Well, relative motions are more intuitive to me - they make sense, and I can use calculations for them.

In the first example, you presented 101 speed - this means only 1 speed relative to the planet, and that's all that's getting redirected (in the planet's frame of reference your enter and exit velocity should be the same, since that's how orbits work). The number is just too small, but your velocity would be planet velocity + 1 on a different vector, which will be less than 101 total.

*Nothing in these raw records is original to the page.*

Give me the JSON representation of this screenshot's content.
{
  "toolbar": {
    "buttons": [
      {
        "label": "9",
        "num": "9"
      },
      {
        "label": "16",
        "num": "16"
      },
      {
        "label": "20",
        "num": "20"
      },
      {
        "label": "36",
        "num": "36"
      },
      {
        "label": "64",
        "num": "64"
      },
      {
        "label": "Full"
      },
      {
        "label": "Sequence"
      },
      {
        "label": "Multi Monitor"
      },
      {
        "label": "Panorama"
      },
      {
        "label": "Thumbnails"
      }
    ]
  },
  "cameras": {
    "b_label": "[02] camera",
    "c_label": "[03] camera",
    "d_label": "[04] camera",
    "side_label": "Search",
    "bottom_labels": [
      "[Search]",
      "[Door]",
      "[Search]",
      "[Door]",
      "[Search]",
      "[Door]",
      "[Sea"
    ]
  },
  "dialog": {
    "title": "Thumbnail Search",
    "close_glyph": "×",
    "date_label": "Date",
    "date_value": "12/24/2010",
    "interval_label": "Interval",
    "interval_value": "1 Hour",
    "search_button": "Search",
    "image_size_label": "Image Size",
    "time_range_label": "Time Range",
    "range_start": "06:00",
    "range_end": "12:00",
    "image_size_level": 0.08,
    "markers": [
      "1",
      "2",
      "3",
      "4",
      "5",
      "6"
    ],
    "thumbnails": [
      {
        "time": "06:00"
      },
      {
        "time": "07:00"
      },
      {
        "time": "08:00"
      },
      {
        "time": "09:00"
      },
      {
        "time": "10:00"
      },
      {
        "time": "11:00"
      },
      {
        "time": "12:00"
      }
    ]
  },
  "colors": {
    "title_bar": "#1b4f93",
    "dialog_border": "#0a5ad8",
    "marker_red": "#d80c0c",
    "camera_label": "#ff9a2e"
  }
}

If we estimate the angle on the picture is about 60 degrees from the velocity vector, and the speed to be 100+v1, the speed from the planet's frame of reference is v1 - so, the exit velocity will have components of (100+v1cos(60°)) and (v1sin(60°)), so the final speed relative to the sun should be

sqrt((100+x*cos(60°))^2+(x*sin(60°))^2)

Wolfram alpha suggests this simplifies to sqrt(x(x+100)+10000), and comparing the equation by appending <x+100 gives the solution of x>0

This means, if my math is correct, with an entry angle of 0° and exit angle of 60°, you always lose speed.

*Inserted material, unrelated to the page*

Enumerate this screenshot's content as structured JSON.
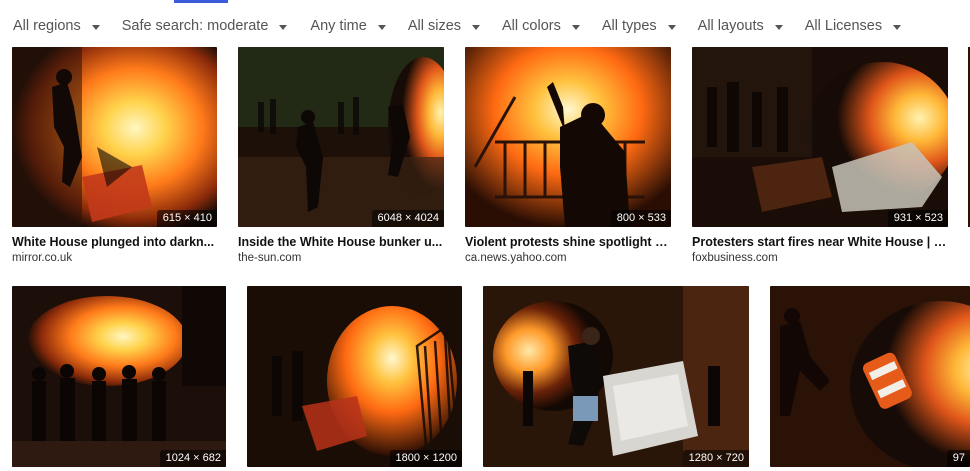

I could try replacing the angle with a variable and setting a constraint of x>0 and see if the free version of wolfram alpha would spit out something, but just replacing the 60 with y is spitting out some convincing solutions, since in those x is never greater than 0.

PS: Thanks for taking the time to explain, the fact that you went out of your way to draw the diagrams is not lost on me. I unfortunately still don't see it, but I really do appreciate the effort!